Rabada Watches After Spells
Kagiso Rabada bowled with the Punjab quick at Punjab Kings before both moved to Gujarat Titans, where the partnership tightened. According to the franchise’s profile of its young Indian pacer, Rabada stays at the side of the net after finishing his own spells and watches the youngster work.
“He tells me to keep it simple and hit the good length with good pace,” Brar said. The advice sounds elementary; it is precisely what most quicks bowling in the high 140s forget under match pressure.
The Disc Bulge That Taught Workload
The 2023 lesson came hard. After his IPL stint with Punjab Kings, the 25-year-old played the Sher-e-Punjab Trophy, Punjab’s domestic T20 competition. By the end of it, he had a disc bulge that progressed into a stress fracture and cost him the full 2023-24 season.
“Obviously, I did not take care of these things. I was not educated about workload and fitness. The load increased, I was not doing enough recovery work and then I got injured,” he said in the interview. He returned to Gujarat Titans as a net bowler for IPL 2024, was signed by the senior squad in the 2025 auction, and has been carefully managed since.
That history is why the selection is interesting. The BCCI is parachuting a young pacer with a back-injury record into a Test against the second-weakest red-ball opposition on the international calendar, on home turf in New Chandigarh, with the calendar built so he gets a full week’s preparation under Siraj and Krishna. If you wanted to debut a fragile asset under controlled conditions, the fixture profile matches.
The other half of the story is the reverse-swing tutorial Brar has been running with his coaches. With only one ball used in Indian domestic first-class cricket since the format change, the old-ball weapon has had to be learned from scratch, and Brar said his List A debut featured eighteen yorkers on the trot once a slightly worn ball started moving.
Brar’s June 6 Audition
The Test starts in three weeks.
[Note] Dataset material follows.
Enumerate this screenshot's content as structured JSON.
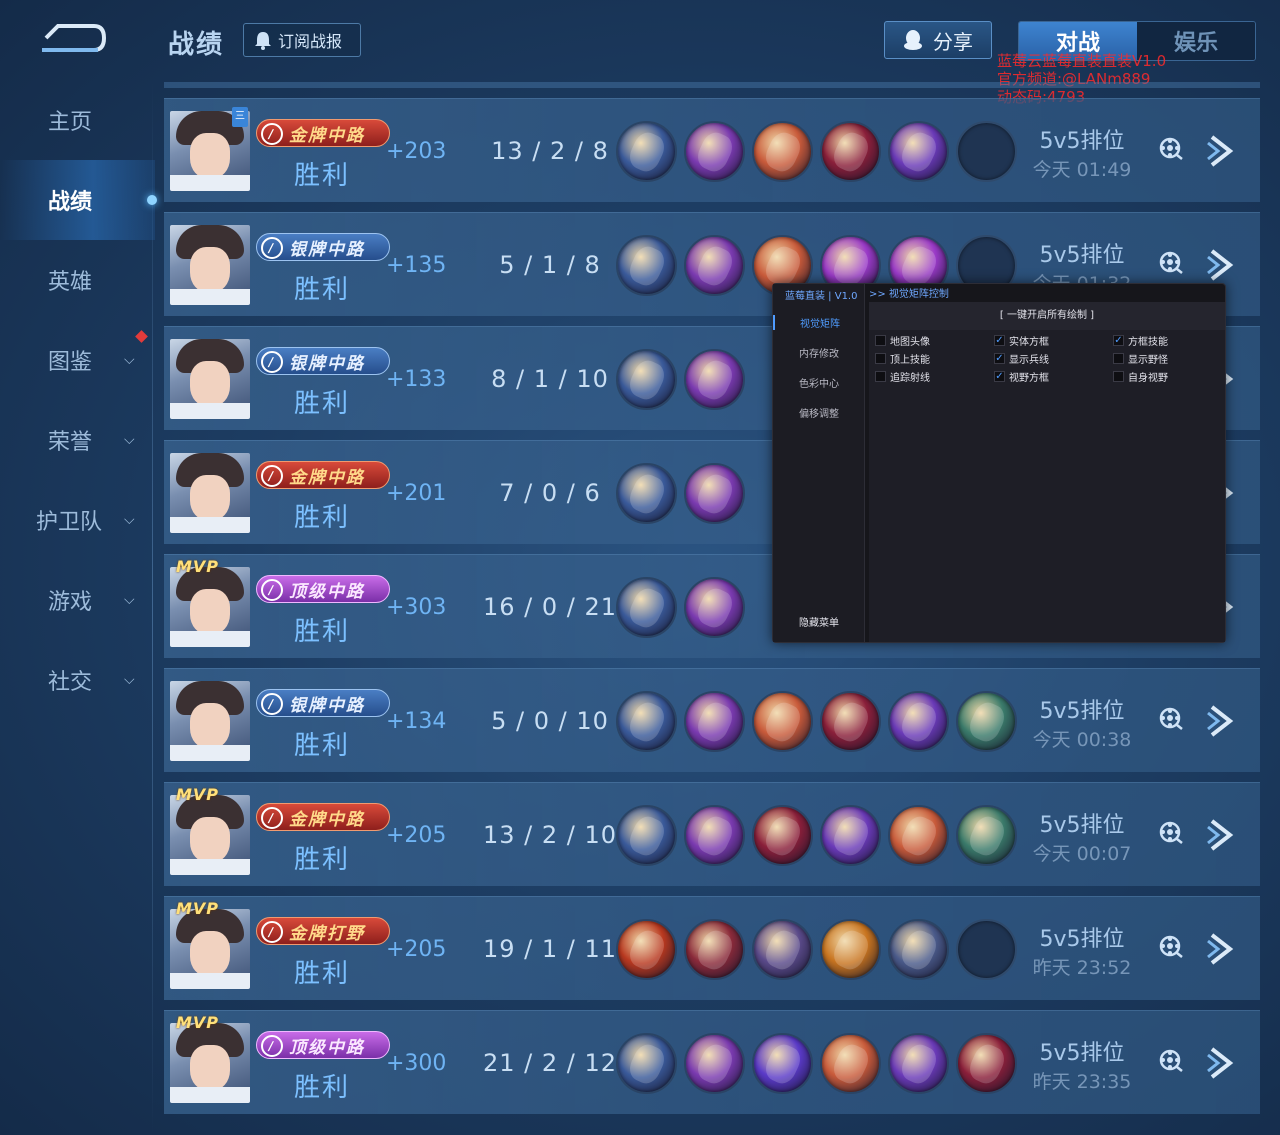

The Punjab seamer is not the favourite to take the new ball; Siraj almost certainly does that, with Prasidh Krishna as first change. But selectors do not rest Bumrah unless they want to look at the next layer of the pace pool, and the second new ball after tea on day one is the kind of slot a third seamer earns a longer look from.
If his height, pace and the reverse-swing work translate against Afghanistan’s mid-order, the panel gets exactly what it wanted: a real-conditions audition with low downside. If the back holds through ten days of red-ball cricket plus the ODI series, Gujarat Titans and BCCI medical staff get the data point they have been waiting for since IPL 2024. If either of those tests fails, Agarkar’s “one for the future” line becomes the ceiling rather than the floor, and the search for a fourth seamer carries into the home season with one fewer candidate on the list.
Bumrah comes back for the next assignment. Whether the Mohali-schooled pacer stays in the picture after he does is the question this fixture decides.